Cela faisait longtemps qu'Oriane n'avait pas pensé à cela. Combien de temps duraient ces fièvres d'écriture, déjà ? La petite fille, n'osant la déranger, s'endormait toujours trop tôt pour le savoir. Alors combien d'heures, combien d'insomnies avait connues cette femme pour les beaux yeux de ses étranges Muses ?

Et qu'écrivait-elle, au fait ? Un flot de haine déversé sous forme de phrases ? Des délires d'encre et d'alcool ? Ou une histoire ? La dernière idée n'a pas manqué d'interpeller Oriane. Quel genre d'histoire aurait pu écrire ce genre de femme ? La question demeurera probablement sans réponse : sa fille n'avait jamais osé ne serait-ce que toucher à l'un de ces manuscrits jusque-là anecdotiques, soudain devenus les clés d'une porte à jamais condamnée.

Si Dorothée Pessadya était encore de ce monde, Oriane aurait aimé lui poser ces questions.
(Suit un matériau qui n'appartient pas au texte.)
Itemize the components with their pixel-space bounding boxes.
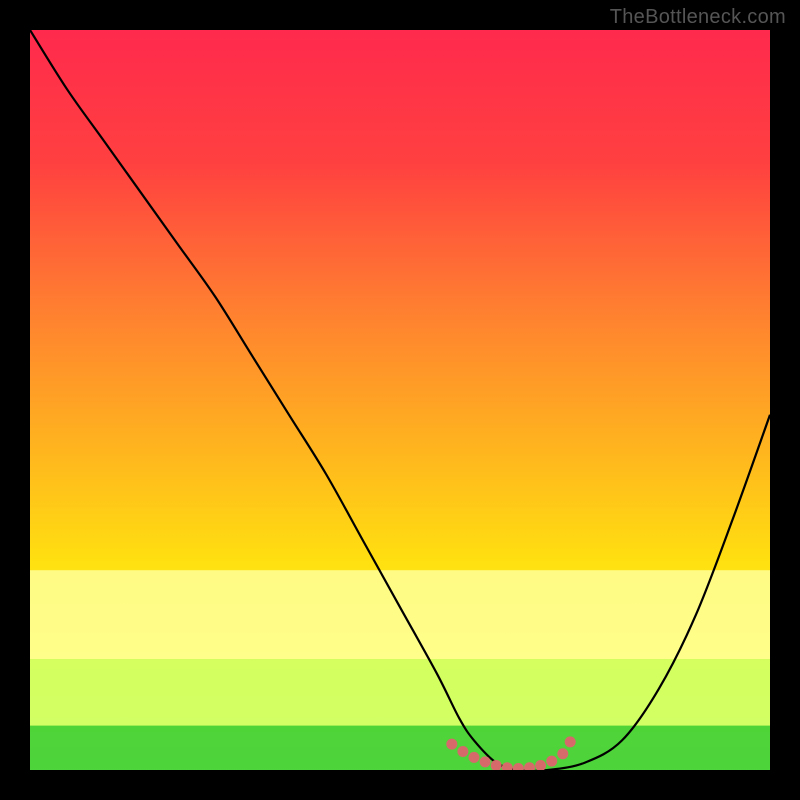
curve-marker xyxy=(546,756,557,767)
chart-container: TheBottleneck.com xyxy=(0,0,800,800)
bottom-band xyxy=(30,570,770,659)
curve-marker xyxy=(502,762,513,773)
bottom-bands xyxy=(30,570,770,770)
bottom-band xyxy=(30,659,770,726)
curve-marker xyxy=(513,763,524,774)
chart-svg xyxy=(0,0,800,800)
curve-marker xyxy=(446,739,457,750)
curve-marker xyxy=(480,756,491,767)
curve-marker xyxy=(469,752,480,763)
curve-marker xyxy=(565,736,576,747)
attribution-text: TheBottleneck.com xyxy=(610,6,786,29)
curve-marker xyxy=(524,762,535,773)
curve-marker xyxy=(535,760,546,771)
bottom-band xyxy=(30,726,770,770)
curve-marker xyxy=(491,760,502,771)
curve-marker xyxy=(557,748,568,759)
curve-marker xyxy=(457,746,468,757)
Essayer de comprendre réellement cette femme, au lieu de la craindre.

Du bout des doigts, bercée par ces songes, Oriane a effleuré le titre du livre entre ses mains, et elle a pensé un long moment encore à cette écrivaine dont elle avait oublié l'existence, trop hantée par le monstre pour se soucier de l'humaine derrière. Elle y a pensé plus qu'elle ne l'avait jamais fait ces derniers temps, sans pardonner ni trembler cette fois.

Puis elle s'est mise à lire.

Elle s'est mise à lire, et peu à peu elle a appris à aimer la mécanique des mots de la même manière qu'elle a appris à danser. Elle a commencé à caresser les pages comme elle caressait autrefois la peau tatouée d'Ikare ; mais à présent, la douceur fictive de ces ailes immaculées s'est envolée, laissant place à l'agréable contact du papier.

C'est la première fois qu'elle lit un roman de son plein gré, d'aussi loin qu'elle s'en rappelle. Elle qui craignait de voir son crâne s'encombrer de trop de pensées en accueillant celles de personnages en plus des siennes, réalise à présent combien ces idées extérieures lui apparaissent comme des bouées de sauvetage.

Un lecteur vit mille vies avant de mourir. L'homme qui ne lit pas n'en vit qu'une, lui a dit Rahim d'un air malicieux, citant apparemment un célèbre auteur américain.

Et cette nouvelle vie qu'elle commence chaque fois qu'elle ouvre ce livre, c'est une vie bien agréable, dans un pays un peu farfelu où les mobylettes peuvent voler et les sorciers existent réellement.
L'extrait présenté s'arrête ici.